Leopold Trepper was born on 23 February, 1904 in Hungary, is an officer. Discover Leopold Trepper's Biography, Age, Height, Physical Stats, Dating/Affairs, Family and career updates. Learn How rich is He in this year and how He spends money? Also learn how He earned most of networth at the age of 78 years old?

Popular As N/A
Occupation Soviet intelligence officer
Age 78 years old
Zodiac Sign Pisces
Born 23 February, 1904
Birthday 23 February
Birthplace Nowy Targ, Austria-Hungary
Date of death (1982-01-19) Jerusalem, Israel
Died Place Jerusalem, Israel
Nationality Hungary

We recommend you to check the complete list of Famous People born on 23 February. He is a member of famous officer with the age 78 years old group.

Leopold Trepper Height, Weight & Measurements

At 78 years old, Leopold Trepper height not available right now. We will update Leopold Trepper's Height, weight, Body Measurements, Eye Color, Hair Color, Shoe & Dress size soon as possible.

Physical Status
Height Not Available
Weight Not Available
Body Measurements Not Available
Eye Color Not Available
Hair Color Not Available

Dating & Relationship status

He is currently single. He is not dating anyone. We don't have much information about He's past relationship and any previous engaged. According to our Database, He has no children.

Family
Parents Not Available
Wife Not Available
Sibling Not Available
Children Not Available

Leopold Trepper Net Worth

His net worth has been growing significantly in 2022-2023. So, how much is Leopold Trepper worth at the age of 78 years old? Leopold Trepper’s income source is mostly from being a successful officer. He is from Hungary. We have estimated Leopold Trepper's net worth , money, salary, income, and assets.
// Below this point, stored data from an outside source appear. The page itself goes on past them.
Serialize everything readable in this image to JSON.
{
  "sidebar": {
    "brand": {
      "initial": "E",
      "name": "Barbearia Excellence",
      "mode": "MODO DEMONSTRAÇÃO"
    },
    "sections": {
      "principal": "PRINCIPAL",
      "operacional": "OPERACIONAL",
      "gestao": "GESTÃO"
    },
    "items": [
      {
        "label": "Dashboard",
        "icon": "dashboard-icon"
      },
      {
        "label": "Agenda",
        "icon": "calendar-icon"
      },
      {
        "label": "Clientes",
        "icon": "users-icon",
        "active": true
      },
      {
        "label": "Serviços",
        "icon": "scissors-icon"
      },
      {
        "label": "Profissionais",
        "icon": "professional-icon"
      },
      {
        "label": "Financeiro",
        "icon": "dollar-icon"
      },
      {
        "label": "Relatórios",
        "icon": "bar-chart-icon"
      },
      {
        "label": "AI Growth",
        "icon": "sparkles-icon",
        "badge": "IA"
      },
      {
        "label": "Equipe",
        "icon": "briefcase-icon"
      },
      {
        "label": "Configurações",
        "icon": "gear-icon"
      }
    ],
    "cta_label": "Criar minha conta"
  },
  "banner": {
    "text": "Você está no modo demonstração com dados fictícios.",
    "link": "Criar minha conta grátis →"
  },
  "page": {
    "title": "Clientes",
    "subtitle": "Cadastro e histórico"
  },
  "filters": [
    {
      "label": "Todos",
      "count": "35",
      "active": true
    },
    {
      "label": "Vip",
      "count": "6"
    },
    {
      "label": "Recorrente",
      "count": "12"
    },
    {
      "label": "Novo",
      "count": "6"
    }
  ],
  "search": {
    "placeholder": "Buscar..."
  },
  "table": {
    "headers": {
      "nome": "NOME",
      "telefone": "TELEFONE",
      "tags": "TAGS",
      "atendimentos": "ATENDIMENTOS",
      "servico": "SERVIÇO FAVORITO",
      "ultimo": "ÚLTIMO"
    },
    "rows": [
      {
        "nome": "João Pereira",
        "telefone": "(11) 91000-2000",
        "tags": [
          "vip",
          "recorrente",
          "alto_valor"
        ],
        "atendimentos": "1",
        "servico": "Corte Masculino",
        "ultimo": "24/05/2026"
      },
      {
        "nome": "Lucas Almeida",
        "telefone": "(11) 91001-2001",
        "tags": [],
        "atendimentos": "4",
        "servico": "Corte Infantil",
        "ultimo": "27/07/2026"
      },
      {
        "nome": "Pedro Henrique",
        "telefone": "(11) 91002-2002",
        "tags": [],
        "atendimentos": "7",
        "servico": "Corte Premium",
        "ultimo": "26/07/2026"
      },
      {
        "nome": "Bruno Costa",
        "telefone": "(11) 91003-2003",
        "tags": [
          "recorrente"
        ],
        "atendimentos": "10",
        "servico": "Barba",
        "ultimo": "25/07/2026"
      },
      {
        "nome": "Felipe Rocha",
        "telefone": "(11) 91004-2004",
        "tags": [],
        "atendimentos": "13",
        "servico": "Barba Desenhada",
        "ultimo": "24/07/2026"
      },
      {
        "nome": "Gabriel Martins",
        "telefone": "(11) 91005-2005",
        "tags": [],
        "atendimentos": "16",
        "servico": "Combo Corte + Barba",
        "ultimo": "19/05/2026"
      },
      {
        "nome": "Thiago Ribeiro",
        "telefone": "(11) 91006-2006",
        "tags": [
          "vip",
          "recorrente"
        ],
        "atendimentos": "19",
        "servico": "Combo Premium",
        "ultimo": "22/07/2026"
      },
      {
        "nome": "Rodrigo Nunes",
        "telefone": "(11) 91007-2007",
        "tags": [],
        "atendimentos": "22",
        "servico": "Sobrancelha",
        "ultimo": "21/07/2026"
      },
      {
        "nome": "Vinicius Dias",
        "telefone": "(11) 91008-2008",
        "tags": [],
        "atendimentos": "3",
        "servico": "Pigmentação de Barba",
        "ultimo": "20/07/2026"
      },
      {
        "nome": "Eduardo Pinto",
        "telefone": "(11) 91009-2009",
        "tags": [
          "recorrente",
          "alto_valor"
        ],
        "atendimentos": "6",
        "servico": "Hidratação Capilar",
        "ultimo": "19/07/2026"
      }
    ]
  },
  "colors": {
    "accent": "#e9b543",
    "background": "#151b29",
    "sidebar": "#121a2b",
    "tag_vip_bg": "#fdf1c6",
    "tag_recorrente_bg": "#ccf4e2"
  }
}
Net Worth in 2023 $1 Million - $5 Million
Salary in 2023 Under Review
Net Worth in 2022 Pending
Salary in 2022 Under Review
House Not Available
Cars Not Available
Source of Income officer

Leopold Trepper Social Network

Instagram
Linkedin
Twitter
Facebook
Wikipedia
Imdb

Timeline

1982

Trepper died in Jerusalem in 1982 and was buried there. According to a contemporary report from the news agency, Jewish Telegraphic Agency, "no government representatives or officials attended his funeral", though the Israeli Defence Minister Ariel Sharon, later the 11th Prime Minister of Israel, subsequently awarded Trepper the Emblem of Israel in a ceremony "attended by dozens of former members of anti-Nazi partisans and fighting groups".

1977

In 1977 he published his autobiography, The Great Game. A few years before, a book about the Red Orchestra containing interviews with both Soviets and Nazis had appeared, written by Gilles Perrault.

1967

After the Six-Day War in June 1967 and the subsequent antisemitic campaign that developed in Poland in 1968, Trepper planned to emigrate to Israel. However, while the Polish communist government promoted and encouraged the emigration of thousands of Jews at that time, Trepper was continually refused a visa. Permission was refused until international pressure from worldwide publicity that the campaign was receiving, including his sons' protests and hunger strikes, forced the authorities to allow him and a few Jewish people who were in a similar situation to leave. He settled in Jerusalem in 1974.

1955

Trepper was personally interrogated by SMERSH Chief Viktor Abakumov, and was interned in Lubyanka, Lefortovo, and Butyrka prison. He vigorously defended his position and managed to avoid execution, but remained in prison until 1955 for unknown reasons. After his release, he submitted a detailed plan to revive both Jewish cultural life and institutions in the Soviet Union, but the plan was rejected in 1956 after the 20th Congress of the Communist Party of the Soviet Union meeting. Afterward, he returned to Warsaw to his wife and three sons. Trepper was elected to run the Yiddisher Kultur-Gezelshaftlekher Farband and also ran its publishing house, Yiddish Bukh.

1945

The Soviets arrested Trepper in 1945 and took him to Russia; since 1938, he had been under suspicion, as he was recruited by General Yan Karlovich Berzin, who had fallen out of favour and was dismissed in 1935.

1943

On 13 September 1943, Trepper escaped Gestapo custody under watch while visiting a pharmacy, Pharmacie Baillie, near the railway station at St. Lazare and avoided recapture. He contacted Georgie De Winter, and they both agreed to hide out in Le Vésinet, where he wrote to Heinz Pannwitz to explain his disappearance was not an escape, but merely an attempt to ensure he stayed alive as a move that designed to provide the maximum advantage for Soviet intelligence. On 18 September 1943, the couple moved to a house in Suresnes that belonged to Mrs. Queyrie; De Winter worked as a courier to arrange the move. Trepper wrote to Pannwitz a second time, deploring the fact that in spite of his request, a search was being made for him, and that he was placed in a very uncomfortable position. At the time, Trepper was the subject of an Identification Order in France, German and Belgium as a "wanted dangerous spy".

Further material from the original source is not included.